During these years, I focused on PC gaming. And the late 1990s was a high point for PC gaming with a rush of titles that kept pushing the bar higher. DOOM begat Duke Nukem 3D and was followed by Quake, Medal of Honor, and so many others. But we also played a lot of Sega Genesis and then the Nintendo 64. And then the 21st century arrived, with new consoles like the Sony PlayStation and the Xbox.

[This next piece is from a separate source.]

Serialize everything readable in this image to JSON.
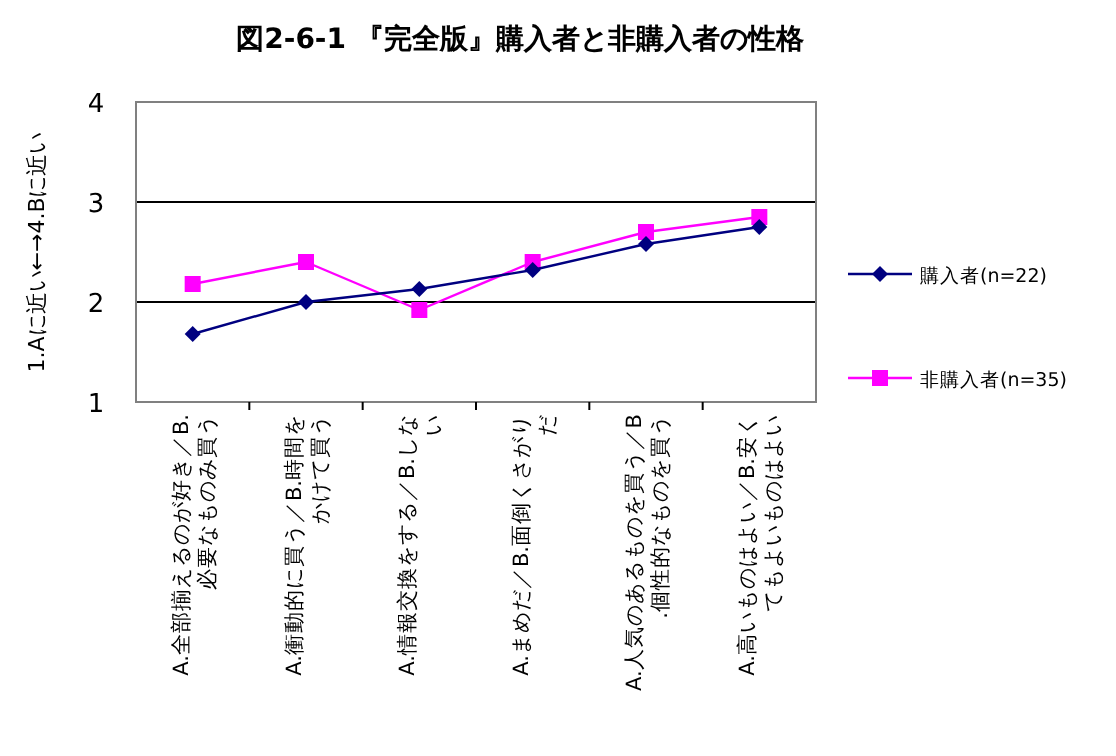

There’s so much there, but there’s also so much I left out, and so much I’ve probably just forgotten. One thing I’ve learned as I grew older was to move past the silly biases of the past. For example, I considered myself a Commodore guy in the 1980s and early 1990s, and I looked less kindly on competing systems from Atari and elsewhere. But then I learned that the Amiga’s chipsets were designed by the same guy who had designed the chipsets in the Atari 8-bit computers (400, 800, XL, etc.) and that they shared similar architectures. These days I have a deeper appreciation for the entire gamut of systems from any given era. We all should: in these systems, we can see ideas that pushed us into the future and others that faded away, perhaps unfairly.

Anyway, let’s see where this takes us. There’s no sense of order here, in that I won’t try to discuss things in any historical order. But perhaps it will get more cohesive over time.